- Relator(a)
- Mauricio Godinho Delgado
- Órgão julgador
- 3ª Turma
- Data do julgamento
- 28/09/2022
- Data de publicação
- 30/09/2022
TST – Agravo de Instrumento em Recurso de Revista 0001040-58.2016.5.13.0005, Rel. Mauricio Godinho Delgado, 3ª Turma, j. 28/09/2022, p. 30/09/2022
EMENTA: AGRAVO DE INSTRUMENTO. RECURSO DE REVISTA. PROCESSO SOB A ÉGIDE DA LEI 13.015/2014 E ANTERIOR À LEI 13.467/2017 . AÇÃO CIVIL PÚBLICA. PRETENSÃO AFETA A DISSÍDIO COLETIVO DE NATUREZA ECONÔMICA. INADEQUAÇÃO DA VIA ELEITA. O Tribunal Regional, no acórdão recorrido, concluiu que seria inadequada a via da ação civil pública com o fim de obter pretensão própria de dissídio coletivo de natureza econômica, qual seja: a criação de norma coletiva heterônoma concedendo reajuste salarial para os membros da categoria profissional. De fato, a ação civil pública serve de instrumento para a tutela de interesses difusos (inclusive os individuais homogêneos) ou coletivos, pressupondo a aplicação de norma jurídica existente sobre relação uma fático-jurídica configurada, nos termos da Lei 7.347/85. O dissídio coletivo, por sua vez, é o meio processual adequado para provocar o Poder Judiciário Trabalhista a fixar regras gerais, abstratas e impessoais, aplicáveis no âmbito de determinada comunidade laboral representada no processo, mediante o poder normativo conferido pela Constituição - não tendo relação com a ideia de reparação de direitos lesados.
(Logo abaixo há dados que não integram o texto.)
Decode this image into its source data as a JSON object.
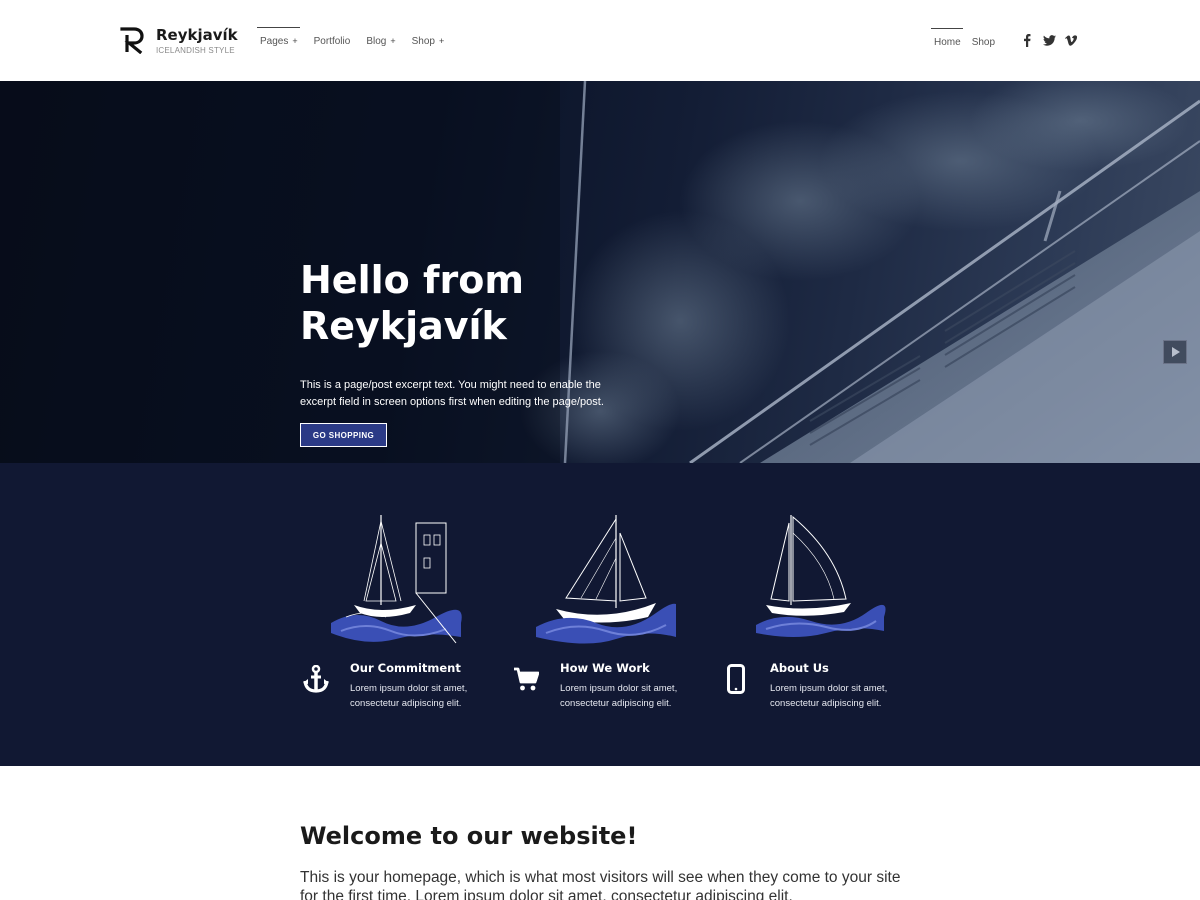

Note-se que a ordem jurídica, em face das peculiaridades do dissídio coletivo e do poder normativo da Justiça do Trabalho a ele inerente, moldou características próprias a esse instrumento processual, determinando a competência funcional originária dos Tribunais do Trabalho para o seu julgamento (art. 678, I e 856 da CLT), bem como exigindo o comum acordo entre as Partes para a instauração da instância (art. 114, § 2º, da CF). Nesse contexto, a pretensão de criação de norma coletiva heterônoma, como no caso dos autos, não pode ser brandida em ação civil pública, a qual não reúne os requisitos processuais necessários e adequados para que incida o poder normativo da Justiça do Trabalho . Agravo de instrumento desprovido. (Tribunal Superior do Trabalho (3ª Turma). Acórdão: 0001040-58.2016.5.13.0005. Relator(a): MAURICIO GODINHO DELGADO. Data de julgamento: 28/09/2022. Juntado aos autos em 30/09/2022.)